If you aren’t saying something along these lines to your partner when you are with her you are doing her a great disservice. And please, please, ask her how she feels. Be earnest and be honest. You are in the best position, literally, to give her positive feedback (accompanied with the magically reinforcing eye contact, small kisses, back scratches, and cuddling her doctor probably neglects) about an area that is likely mired in great insecurity. Take your job seriously, learn about her body then make her feel good, outside and in.

4 comments:

kc said...
This comment has been removed by a blog administrator.
Jovan said...

Its all about the positive reinforcement. It took one of those early morning genitalia studies for me to get over my own discomfort. Luckily my first was a cunt connoisseur so the things that I thought odd/weird were fully appreciated. I seem to find the extreme tops who want no one to even look in the direction of their genitalia. It takes alot of prodding to get beyond that but so worth it in the end.

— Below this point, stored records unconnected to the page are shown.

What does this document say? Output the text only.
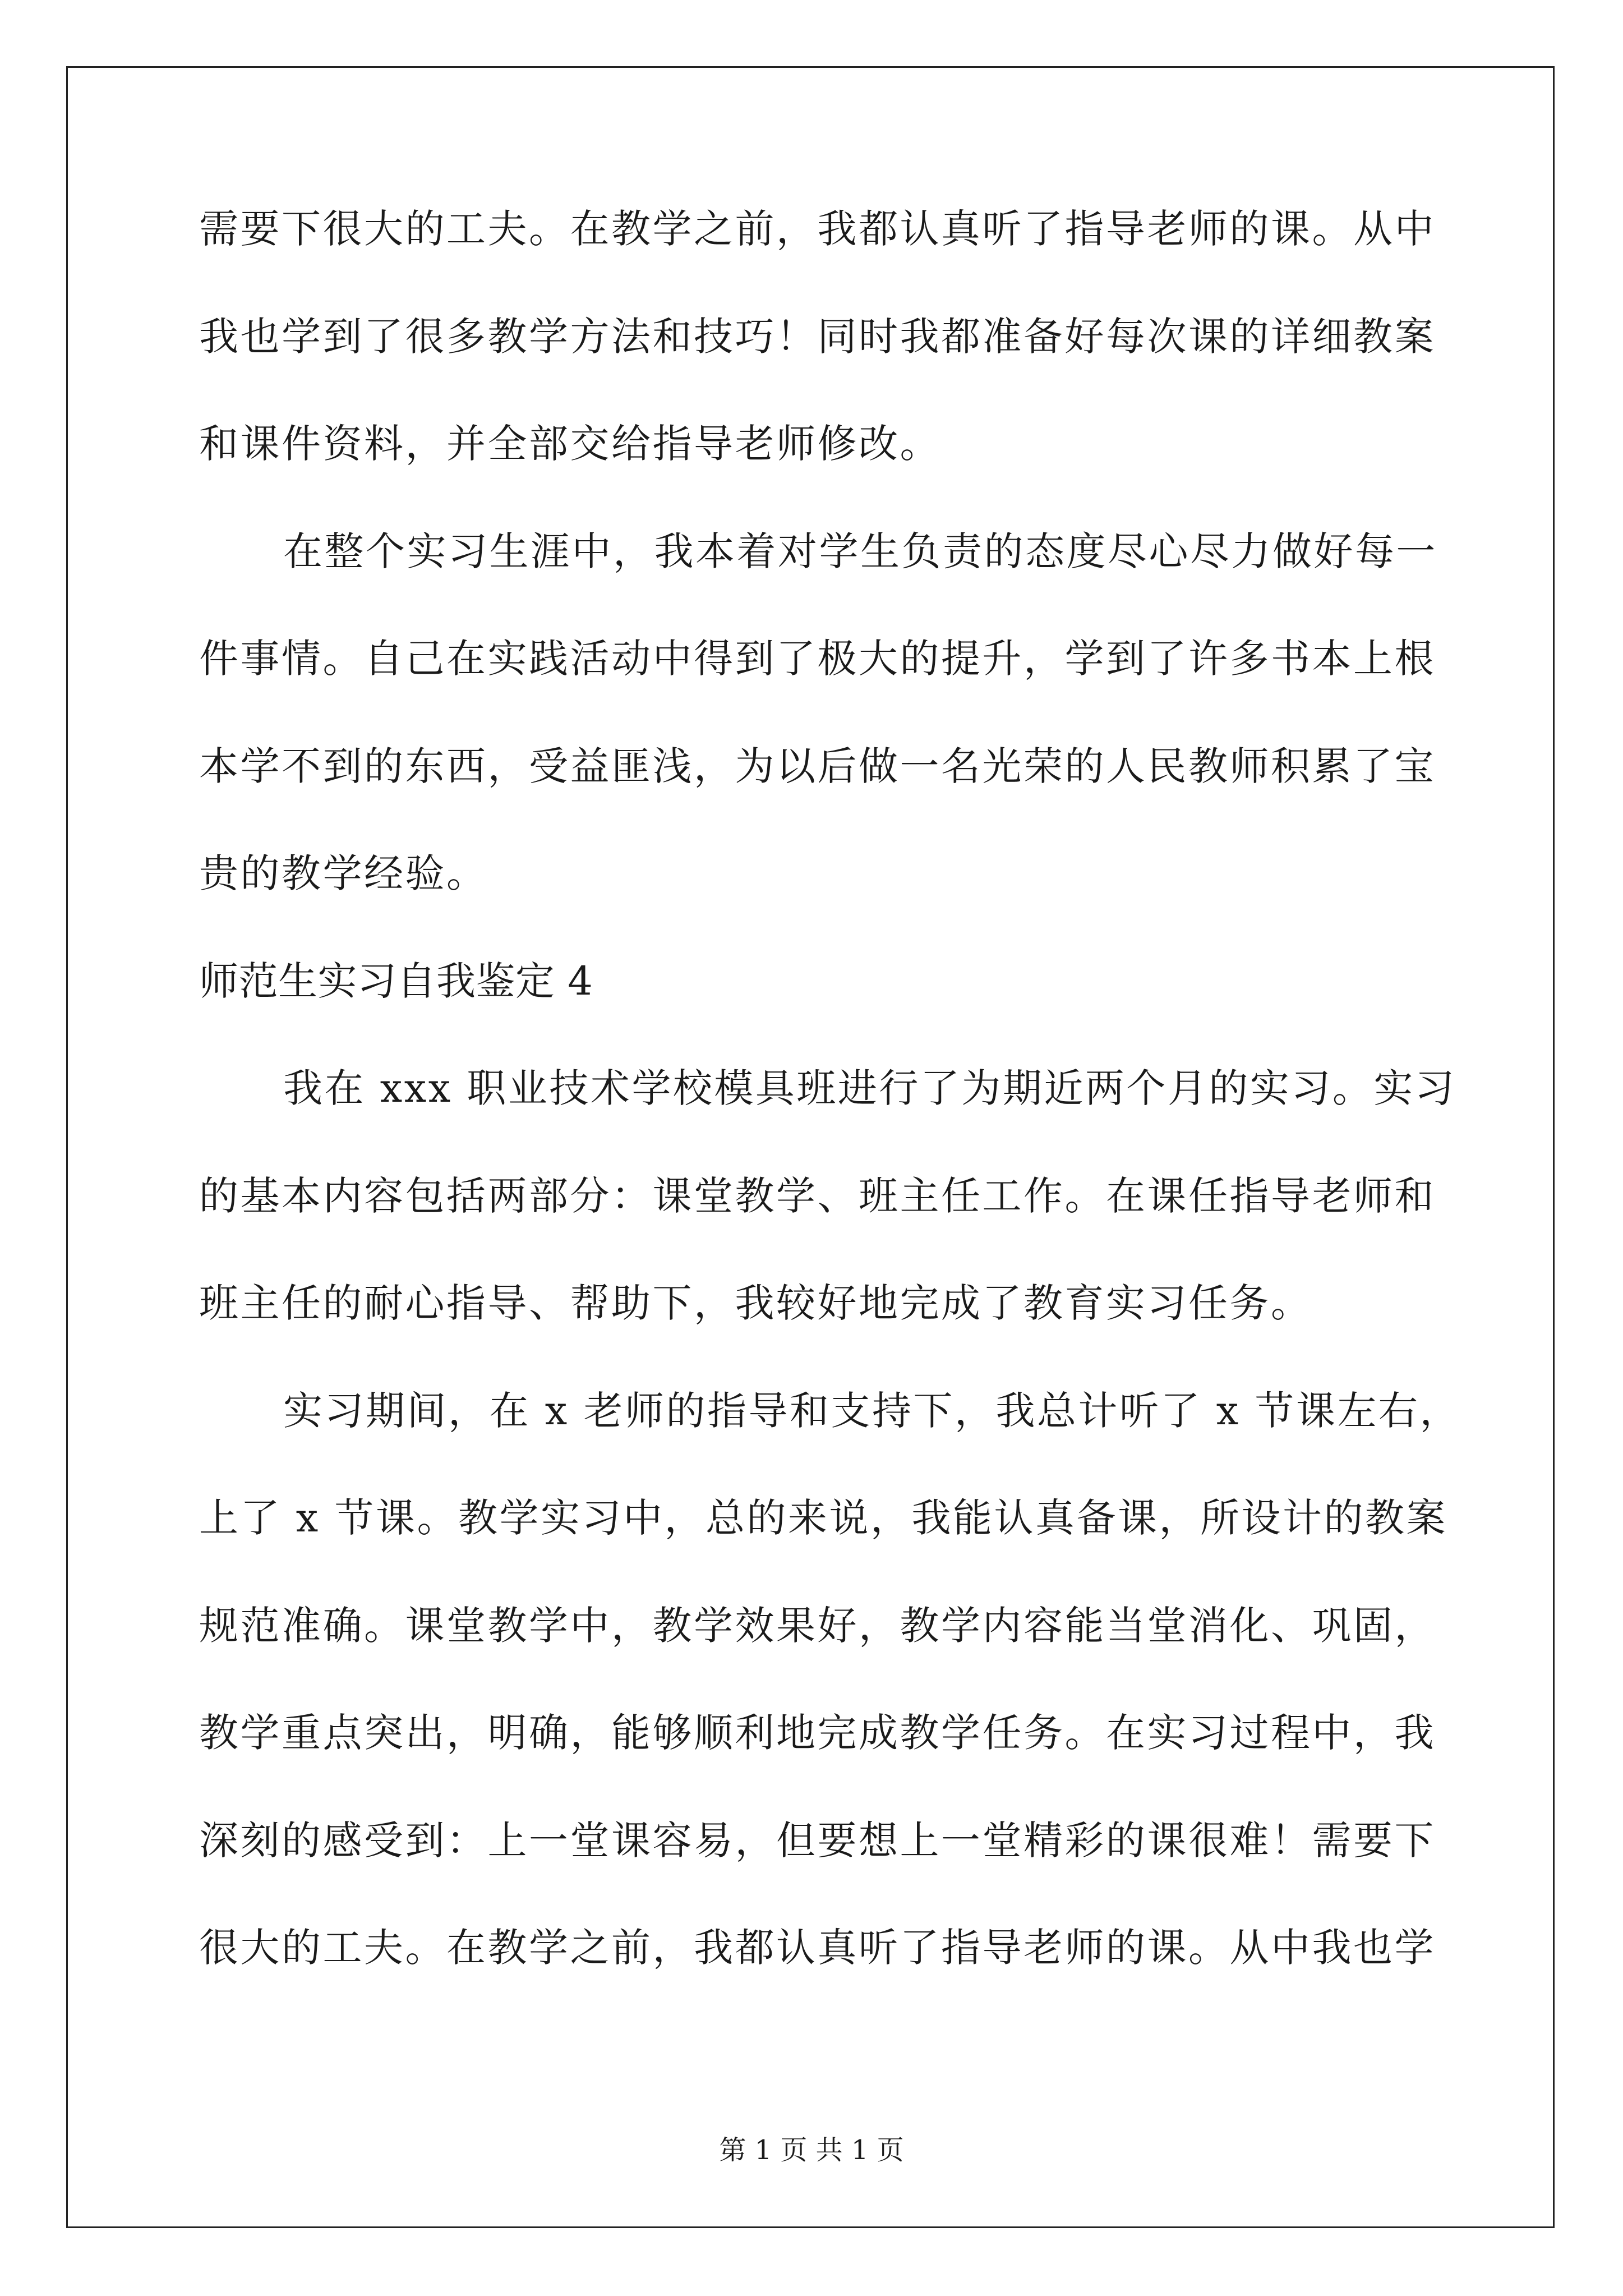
需要下很大的工夫。在教学之前，我都认真听了指导老师的课。从中
我也学到了很多教学方法和技巧！同时我都准备好每次课的详细教案
和课件资料，并全部交给指导老师修改。
在整个实习生涯中，我本着对学生负责的态度尽心尽力做好每一
件事情。自己在实践活动中得到了极大的提升，学到了许多书本上根
本学不到的东西，受益匪浅，为以后做一名光荣的人民教师积累了宝
贵的教学经验。
师范生实习自我鉴定 4
我在 xxx 职业技术学校模具班进行了为期近两个月的实习。实习
的基本内容包括两部分：课堂教学、班主任工作。在课任指导老师和
班主任的耐心指导、帮助下，我较好地完成了教育实习任务。
实习期间，在 x 老师的指导和支持下，我总计听了 x 节课左右，
上了 x 节课。教学实习中，总的来说，我能认真备课，所设计的教案
规范准确。课堂教学中，教学效果好，教学内容能当堂消化、巩固，
教学重点突出，明确，能够顺利地完成教学任务。在实习过程中，我
深刻的感受到：上一堂课容易，但要想上一堂精彩的课很难！需要下
很大的工夫。在教学之前，我都认真听了指导老师的课。从中我也学
第 1 页 共 1 页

Aces... I will have to use that one.

Matthew said...

"Cunt Connoisseur"

I will have to remember THAT one!

Matthew said...

Betwixt,

Doesn't this post felt a bit silly. It seems like we should be past "is my vagina okay?" and "Marriage Equality." It is so old-school lesbian, like Feminine Mystique old-school. Ignoring the bigger issues for the sake of medium-term, practical change.

What I should have wrote is: I care not what my partners genitalia looks like. I just want to make my partner happy.